By Conn Hastings, science writer
Honeybees use a sophisticated dance to tell their sisters about the location of nearby flowers. This phenomenon forms the inspiration for a form of robot-robot communication that does not rely on digital networks. A recent study presents a simple technique whereby robots view and interpret each other’s movements or a gesture from a human to communicate a geographical location. This approach could prove invaluable when network coverage is unreliable or absent, such as in disaster zones.
Where are those flowers and how far away are they? This is the crux of the ‘waggle dance’ performed by honeybees to alert others to the location of nectar-rich flowers. A new study in Frontiers in Robotics and AI has taken inspiration from this technique to devise a way for robots to communicate. The first robot traces a shape on the floor, and the shape’s orientation and the time it takes to trace it tell the second robot the required direction and distance of travel. The technique could prove invaluable in situations where robot labor is required but network communications are unreliable, such as in a disaster zone or in space.
If you have ever found yourself in a noisy environment, such as a factory floor, you may have noticed that humans are adept at communicating using gestures. Well, we aren’t the only ones. In fact, honeybees take non-verbal communication to a whole new level.
By wiggling their backside while parading through the hive, they can let other honeybees know about the location of food. The direction of this ‘waggle dance’ lets other bees know the direction of the food with respect to the hive and the sun, and the duration of the dance lets them know how far away it is. It is a simple but effective way to convey complex geographical coordinates.
This ingenious method of communication inspired the researchers behind this latest study to apply it to the world of robotics. Robot cooperation allows multiple robots to coordinate and complete complex tasks. Typically, robots communicate using digital networks, but what happens when these are unreliable, such as during an emergency or in remote locations? Moreover, how can humans communicate with robots in such a scenario?
To address this, the researchers designed a visual communication system for robots with on-board cameras, using algorithms that allow the robots to interpret what they see. They tested the system using a simple task, where a package in a warehouse needs to be moved. The system allows a human to communicate with a ‘messenger robot’, which supervises and instructs a ‘handling robot’ that performs the task.
In this situation, the human can communicate with the messenger robot using gestures, such as a raised hand with a closed fist. The robot can recognize the gesture using its on-board camera and skeletal tracking algorithms. Once the human has shown the messenger robot where the package is, it conveys this information to the handling robot.

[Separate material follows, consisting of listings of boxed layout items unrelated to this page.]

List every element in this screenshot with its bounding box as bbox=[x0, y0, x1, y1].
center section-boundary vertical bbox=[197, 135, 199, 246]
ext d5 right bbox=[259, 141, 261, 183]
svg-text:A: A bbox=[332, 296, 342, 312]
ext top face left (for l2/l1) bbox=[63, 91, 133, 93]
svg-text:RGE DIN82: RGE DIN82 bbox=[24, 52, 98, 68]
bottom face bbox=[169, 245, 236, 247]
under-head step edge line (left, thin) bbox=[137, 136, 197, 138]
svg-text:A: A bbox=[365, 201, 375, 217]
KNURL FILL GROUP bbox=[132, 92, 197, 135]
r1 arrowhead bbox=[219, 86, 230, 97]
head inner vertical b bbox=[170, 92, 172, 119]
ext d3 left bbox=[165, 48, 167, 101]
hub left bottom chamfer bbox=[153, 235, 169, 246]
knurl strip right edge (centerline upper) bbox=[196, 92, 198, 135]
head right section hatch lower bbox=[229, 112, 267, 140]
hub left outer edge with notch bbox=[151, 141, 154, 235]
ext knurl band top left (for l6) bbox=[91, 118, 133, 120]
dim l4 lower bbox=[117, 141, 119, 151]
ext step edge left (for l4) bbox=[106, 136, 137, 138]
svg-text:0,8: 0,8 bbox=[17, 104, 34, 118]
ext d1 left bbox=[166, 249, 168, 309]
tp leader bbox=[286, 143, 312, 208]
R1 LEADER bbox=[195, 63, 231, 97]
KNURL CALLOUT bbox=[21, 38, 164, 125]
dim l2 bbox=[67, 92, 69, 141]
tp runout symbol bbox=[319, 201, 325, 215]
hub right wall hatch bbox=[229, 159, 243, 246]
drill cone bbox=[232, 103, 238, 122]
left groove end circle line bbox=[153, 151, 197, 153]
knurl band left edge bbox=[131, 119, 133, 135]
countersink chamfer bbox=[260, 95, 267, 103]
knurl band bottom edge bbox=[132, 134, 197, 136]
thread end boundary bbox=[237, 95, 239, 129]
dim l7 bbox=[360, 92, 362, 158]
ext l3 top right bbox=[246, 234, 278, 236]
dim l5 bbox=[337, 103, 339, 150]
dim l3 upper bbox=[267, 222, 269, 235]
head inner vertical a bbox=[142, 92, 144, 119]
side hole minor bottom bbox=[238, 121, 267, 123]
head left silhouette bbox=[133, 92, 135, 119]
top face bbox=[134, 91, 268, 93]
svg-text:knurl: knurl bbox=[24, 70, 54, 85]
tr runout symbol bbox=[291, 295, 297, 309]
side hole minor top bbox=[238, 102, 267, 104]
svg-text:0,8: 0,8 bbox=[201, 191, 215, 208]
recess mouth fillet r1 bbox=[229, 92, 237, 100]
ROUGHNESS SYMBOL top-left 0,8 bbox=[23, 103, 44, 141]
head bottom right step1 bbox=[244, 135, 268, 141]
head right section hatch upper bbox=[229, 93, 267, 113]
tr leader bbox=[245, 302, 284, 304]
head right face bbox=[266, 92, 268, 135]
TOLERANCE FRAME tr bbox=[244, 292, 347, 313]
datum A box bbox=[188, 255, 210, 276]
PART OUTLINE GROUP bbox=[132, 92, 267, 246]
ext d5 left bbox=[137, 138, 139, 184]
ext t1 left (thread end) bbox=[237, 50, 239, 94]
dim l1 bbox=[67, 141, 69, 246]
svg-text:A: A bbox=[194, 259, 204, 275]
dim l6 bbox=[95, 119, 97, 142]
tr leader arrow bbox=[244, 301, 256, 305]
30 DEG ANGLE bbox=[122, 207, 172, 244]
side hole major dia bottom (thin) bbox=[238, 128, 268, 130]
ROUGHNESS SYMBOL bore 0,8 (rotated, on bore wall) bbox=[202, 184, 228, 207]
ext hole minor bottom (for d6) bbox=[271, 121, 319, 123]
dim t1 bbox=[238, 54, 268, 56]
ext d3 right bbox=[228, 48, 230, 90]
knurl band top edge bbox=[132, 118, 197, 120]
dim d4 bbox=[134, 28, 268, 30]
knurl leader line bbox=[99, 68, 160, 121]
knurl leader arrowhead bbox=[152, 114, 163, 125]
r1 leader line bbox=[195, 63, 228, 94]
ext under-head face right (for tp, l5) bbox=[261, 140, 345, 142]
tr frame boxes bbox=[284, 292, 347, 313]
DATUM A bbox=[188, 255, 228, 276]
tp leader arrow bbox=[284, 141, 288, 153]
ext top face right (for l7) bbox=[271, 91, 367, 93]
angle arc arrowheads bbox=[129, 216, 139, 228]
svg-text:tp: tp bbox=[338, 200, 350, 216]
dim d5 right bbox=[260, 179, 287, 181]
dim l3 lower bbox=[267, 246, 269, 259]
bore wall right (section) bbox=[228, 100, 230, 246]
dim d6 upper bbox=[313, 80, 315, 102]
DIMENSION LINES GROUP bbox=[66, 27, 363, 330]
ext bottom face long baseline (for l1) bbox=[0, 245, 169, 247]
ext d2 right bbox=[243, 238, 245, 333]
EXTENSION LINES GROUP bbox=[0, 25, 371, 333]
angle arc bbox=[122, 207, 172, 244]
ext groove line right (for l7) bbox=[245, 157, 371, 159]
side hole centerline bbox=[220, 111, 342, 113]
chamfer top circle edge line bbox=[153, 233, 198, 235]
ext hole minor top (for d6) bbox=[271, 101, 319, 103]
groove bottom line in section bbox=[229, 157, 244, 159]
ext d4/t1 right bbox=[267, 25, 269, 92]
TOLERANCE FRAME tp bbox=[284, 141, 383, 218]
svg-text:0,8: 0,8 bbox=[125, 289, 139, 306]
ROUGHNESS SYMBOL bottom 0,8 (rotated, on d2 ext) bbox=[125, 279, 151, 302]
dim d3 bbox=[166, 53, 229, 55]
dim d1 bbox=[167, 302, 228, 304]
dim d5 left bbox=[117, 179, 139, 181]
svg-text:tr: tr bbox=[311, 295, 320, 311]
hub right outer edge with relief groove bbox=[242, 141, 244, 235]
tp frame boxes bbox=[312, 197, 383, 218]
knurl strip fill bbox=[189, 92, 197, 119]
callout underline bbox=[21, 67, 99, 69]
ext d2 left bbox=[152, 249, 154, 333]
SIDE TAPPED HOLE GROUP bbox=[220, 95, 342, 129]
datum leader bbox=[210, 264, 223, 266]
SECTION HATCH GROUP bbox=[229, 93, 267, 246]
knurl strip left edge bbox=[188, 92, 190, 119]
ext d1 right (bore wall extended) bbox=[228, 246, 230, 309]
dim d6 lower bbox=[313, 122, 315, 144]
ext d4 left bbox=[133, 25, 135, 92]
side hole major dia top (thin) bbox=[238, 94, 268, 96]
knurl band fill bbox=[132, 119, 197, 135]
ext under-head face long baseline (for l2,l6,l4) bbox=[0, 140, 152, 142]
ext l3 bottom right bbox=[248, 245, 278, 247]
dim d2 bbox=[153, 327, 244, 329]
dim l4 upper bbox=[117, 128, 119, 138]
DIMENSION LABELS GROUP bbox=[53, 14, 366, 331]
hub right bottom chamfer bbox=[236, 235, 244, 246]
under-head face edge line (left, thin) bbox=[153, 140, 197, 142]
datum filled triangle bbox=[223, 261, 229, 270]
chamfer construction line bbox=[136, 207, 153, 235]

This involves positioning itself in front of the handling robot and tracing a specific shape on the ground. The orientation of the shape indicates the required direction of travel, while the length of time it takes to trace it indicates the distance. This robot dance would make a worker bee proud, but did it work?
The researchers put it to the test using a computer simulation, and with real robots and human volunteers. The robots interpreted the gestures correctly 90% and 93.3% of the time, respectively, highlighting the potential of the technique.
“This technique could be useful in places where communication network coverage is insufficient and intermittent, such as robot search-and-rescue operations in disaster zones or in robots that undertake space walks,” said Prof Abhra Roy Chowdhury of the Indian Institute of Science, senior author on the study. “This method depends on robot vision through a simple camera, and therefore it is compatible with robots of various sizes and configurations and is scalable,” added Kaustubh Joshi of the University of Maryland, first author on the study.